Markov chain Monte Carlo

Markov chain Monte Carlo
💡No image available
Overview
Name	Markov chain Monte Carlo
Domain	Statistical computation and sampling
Also known as	MCMC

Markov chain Monte Carlo (MCMC) is a family of computational methods for sampling from probability distributions when direct sampling is difficult. It constructs a Markov chain whose long-run behavior has a desired target distribution as its stationary distribution, enabling estimation of expectations and other quantities through simulated draws.

MCMC is widely used in fields such as statistical physics, machine learning, Bayesian statistics, and computational biology. Foundational ideas connect to the Metropolis–Hastings algorithm and the Gibbs sampling procedure, with convergence and diagnostics analyzed through tools like mixing time, ergodicity, and convergence in distribution.

Overview

In Bayesian inference and other applications, one often needs to sample from a target distribution ( \pi(x) ) on a space of states (x), such as the posterior distribution (p(\theta \mid \text{data})). When (\pi(x)) is known up to a normalizing constant, direct sampling may be impractical. MCMC addresses this by generating a sequence (X_0, X_1, \dots) such that the marginal distribution of (X_t) approaches (\pi(x)) as (t) increases.

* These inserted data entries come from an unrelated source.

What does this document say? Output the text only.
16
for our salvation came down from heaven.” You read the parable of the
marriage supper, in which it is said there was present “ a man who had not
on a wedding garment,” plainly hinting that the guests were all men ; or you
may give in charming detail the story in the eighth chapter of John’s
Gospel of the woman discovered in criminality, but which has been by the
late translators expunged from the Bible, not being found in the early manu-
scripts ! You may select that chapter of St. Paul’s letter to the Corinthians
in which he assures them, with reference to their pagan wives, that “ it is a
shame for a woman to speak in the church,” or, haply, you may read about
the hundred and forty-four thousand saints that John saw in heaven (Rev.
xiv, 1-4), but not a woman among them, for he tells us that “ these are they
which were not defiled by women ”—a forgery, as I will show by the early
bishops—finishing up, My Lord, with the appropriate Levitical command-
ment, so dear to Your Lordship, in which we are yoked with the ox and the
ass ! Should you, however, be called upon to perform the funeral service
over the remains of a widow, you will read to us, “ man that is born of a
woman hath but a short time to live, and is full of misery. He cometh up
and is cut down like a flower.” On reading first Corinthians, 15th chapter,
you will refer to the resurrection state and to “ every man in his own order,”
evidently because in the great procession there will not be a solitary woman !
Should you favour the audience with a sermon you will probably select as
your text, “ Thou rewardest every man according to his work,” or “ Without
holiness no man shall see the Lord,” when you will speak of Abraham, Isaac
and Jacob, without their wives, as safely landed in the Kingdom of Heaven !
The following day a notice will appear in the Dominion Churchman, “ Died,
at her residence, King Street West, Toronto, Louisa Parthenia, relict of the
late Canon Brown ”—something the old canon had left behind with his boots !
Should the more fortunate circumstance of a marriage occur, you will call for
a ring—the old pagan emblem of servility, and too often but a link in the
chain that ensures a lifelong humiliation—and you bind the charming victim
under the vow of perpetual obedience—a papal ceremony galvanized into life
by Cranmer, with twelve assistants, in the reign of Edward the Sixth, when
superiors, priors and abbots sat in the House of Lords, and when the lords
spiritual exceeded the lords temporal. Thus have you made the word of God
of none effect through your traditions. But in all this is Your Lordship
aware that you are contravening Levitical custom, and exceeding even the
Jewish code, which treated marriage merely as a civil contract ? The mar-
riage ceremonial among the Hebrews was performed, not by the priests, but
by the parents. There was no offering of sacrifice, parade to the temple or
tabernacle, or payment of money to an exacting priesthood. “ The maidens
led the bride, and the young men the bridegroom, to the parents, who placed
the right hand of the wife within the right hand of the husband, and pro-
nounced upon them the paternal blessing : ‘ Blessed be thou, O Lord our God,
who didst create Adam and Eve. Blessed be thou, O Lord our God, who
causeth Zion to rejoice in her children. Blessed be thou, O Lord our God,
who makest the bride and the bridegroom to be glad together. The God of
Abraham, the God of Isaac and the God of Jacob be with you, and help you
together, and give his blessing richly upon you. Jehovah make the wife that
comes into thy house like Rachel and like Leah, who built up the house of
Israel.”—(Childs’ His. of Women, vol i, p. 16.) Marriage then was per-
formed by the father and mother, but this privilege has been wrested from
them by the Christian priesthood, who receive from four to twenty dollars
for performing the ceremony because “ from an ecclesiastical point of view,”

A key idea is that a Markov chain transition kernel is designed to have (\pi) as a stationary distribution. Methods often rely on the detailed balance condition or the more general concept of a kernel that leaves (\pi) invariant. In practice, one typically discards an initial portion of the chain as “burn-in” and then uses the remaining samples for Monte Carlo estimation, similar to standard Monte Carlo method averages.

Core principles

MCMC methods typically start by choosing a proposal mechanism or conditional structure that allows transitions between states. In the Metropolis–Hastings algorithm, proposed moves are accepted with a probability that ensures the target distribution is preserved. In Gibbs sampling, each component of the state is sampled from its full conditional distribution, forming a Markov chain through repeated conditional updates.

These methods are connected to broader Markov chain theory. For a chain to yield valid approximations of expectations under (\pi), it must converge appropriately, which depends on properties like ergodicity and the rate at which the chain forgets its initial state. Quantifying this rate often involves notions such as mixing time and spectral properties of the transition operator.

Algorithms and variants

Several widely used MCMC algorithms can be viewed as specialized ways to design a transition kernel with good convergence behavior. The Metropolis–Hastings algorithm can incorporate symmetric or asymmetric proposals, including random-walk proposals and independence samplers. Variants such as the random-walk Metropolis method differ mainly in how proposals are generated.

Gibbs sampling is often extended to settings where some conditional distributions are not available in closed form, leading to hybrid schemes. Another major class includes gradient-based approaches, notably Hamiltonian Monte Carlo, which uses auxiliary momentum variables to propose distant moves with higher acceptance rates in high-dimensional problems. In modern implementations, MCMC is frequently combined with techniques for choosing step sizes and reparameterizations to improve efficiency.

Convergence, diagnostics, and efficiency

A central concern in MCMC is assessing whether the chain has reached stationarity and whether the resulting samples are sufficiently representative. Theoretical results describe convergence under assumptions such as irreducibility and aperiodicity, but these conditions are difficult to verify directly in complex models. Practitioners therefore rely on diagnostics and empirical checks.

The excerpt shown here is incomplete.